Fabrizio Lazzaretti

Talk: Bringing Avro and AsyncAPI Together - Pitfalls and Learnings

Abstract

AsyncAPI is the de facto standard for defining events in asynchronous communication, supporting various data formats including JSON, XML, and Avro. Apache Avro, a binary serialization format developed as a Hadoop sub-project, offers powerful schema evolution capabilities critical for event-driven architectures.

This presentation shares practical experiences and lessons learned from integrating Avro schemas within AsyncAPI specifications. We explore the challenges of combining these technologies, including handling optional fields, managing examples in documentation, dealing with separate versioning, and extracting schemas for use with schema registries. The talk addresses common pitfalls such as the differences between AsyncAPI’s “description” and Avro’s “doc” fields, version compatibility issues, and the complexities of schema linking versus embedding.
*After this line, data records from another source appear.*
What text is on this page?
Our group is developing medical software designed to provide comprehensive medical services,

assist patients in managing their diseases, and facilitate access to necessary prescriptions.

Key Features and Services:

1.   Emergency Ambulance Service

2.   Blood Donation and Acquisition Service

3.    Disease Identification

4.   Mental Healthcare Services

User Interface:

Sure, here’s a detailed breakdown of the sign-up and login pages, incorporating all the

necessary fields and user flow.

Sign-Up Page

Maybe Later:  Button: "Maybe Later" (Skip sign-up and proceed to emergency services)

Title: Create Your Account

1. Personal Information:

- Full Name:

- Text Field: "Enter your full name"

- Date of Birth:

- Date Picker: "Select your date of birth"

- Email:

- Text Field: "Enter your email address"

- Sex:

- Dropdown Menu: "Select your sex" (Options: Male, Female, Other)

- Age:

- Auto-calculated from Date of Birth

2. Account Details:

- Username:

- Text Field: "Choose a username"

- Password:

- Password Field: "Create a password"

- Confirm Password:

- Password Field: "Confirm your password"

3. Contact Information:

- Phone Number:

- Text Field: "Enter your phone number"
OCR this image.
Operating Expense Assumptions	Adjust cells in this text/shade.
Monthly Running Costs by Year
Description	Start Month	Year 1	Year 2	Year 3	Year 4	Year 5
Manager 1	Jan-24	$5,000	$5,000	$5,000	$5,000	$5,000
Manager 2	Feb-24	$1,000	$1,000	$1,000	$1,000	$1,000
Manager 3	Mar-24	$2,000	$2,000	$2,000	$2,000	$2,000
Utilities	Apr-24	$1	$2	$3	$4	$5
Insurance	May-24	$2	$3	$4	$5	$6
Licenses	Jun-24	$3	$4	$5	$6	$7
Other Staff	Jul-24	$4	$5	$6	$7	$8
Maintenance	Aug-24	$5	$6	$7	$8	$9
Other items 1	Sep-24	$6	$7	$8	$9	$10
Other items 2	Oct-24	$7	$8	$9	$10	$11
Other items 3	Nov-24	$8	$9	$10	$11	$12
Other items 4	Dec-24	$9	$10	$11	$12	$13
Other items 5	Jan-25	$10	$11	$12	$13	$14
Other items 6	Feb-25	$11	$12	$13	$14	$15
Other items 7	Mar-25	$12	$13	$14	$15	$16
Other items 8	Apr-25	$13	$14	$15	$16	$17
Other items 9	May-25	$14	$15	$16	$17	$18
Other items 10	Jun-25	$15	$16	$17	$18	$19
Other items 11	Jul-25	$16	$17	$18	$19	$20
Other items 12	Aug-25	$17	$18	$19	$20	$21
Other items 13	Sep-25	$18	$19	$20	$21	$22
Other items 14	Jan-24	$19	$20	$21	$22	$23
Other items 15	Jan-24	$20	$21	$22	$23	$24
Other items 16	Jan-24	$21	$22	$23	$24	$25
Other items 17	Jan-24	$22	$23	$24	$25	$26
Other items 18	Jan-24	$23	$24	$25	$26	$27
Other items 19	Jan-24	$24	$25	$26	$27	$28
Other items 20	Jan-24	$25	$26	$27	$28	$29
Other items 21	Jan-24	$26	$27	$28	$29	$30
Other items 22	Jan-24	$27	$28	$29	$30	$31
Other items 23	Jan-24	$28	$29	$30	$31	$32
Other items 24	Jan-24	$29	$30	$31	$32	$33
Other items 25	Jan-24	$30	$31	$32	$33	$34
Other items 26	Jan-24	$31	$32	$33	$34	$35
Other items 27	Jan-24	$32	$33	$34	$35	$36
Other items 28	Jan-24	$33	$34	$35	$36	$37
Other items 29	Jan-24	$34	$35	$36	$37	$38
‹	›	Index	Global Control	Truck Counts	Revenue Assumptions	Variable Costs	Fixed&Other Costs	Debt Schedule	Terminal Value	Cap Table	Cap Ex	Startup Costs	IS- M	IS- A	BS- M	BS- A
Text-based vs Binary Formats Comparison of text-based formats (like JSON) versus binary formats (like Avro) in data serialization

Key Takeaways

  • Avro has a clear evolution strategy: Understanding schema evolution is critical for maintaining long-term compatibility in event-driven systems, especially when implementing event sourcing where you need to read both new and old events

  • Avro falls back to default values when wrong formats are provided: This behavior can mask errors but also provides resilience in distributed systems - understanding when and how this happens is crucial for robust implementations

  • JSON usage offers grey zones in communication: While JSON is human-readable and great for debugging, the flexibility it provides can lead to ambiguity - binary formats like Avro provide stricter type safety

This talk was co-presented with Dr. Annegret Junker from Codecentric at APIdays London 2025 on September 23, 2025.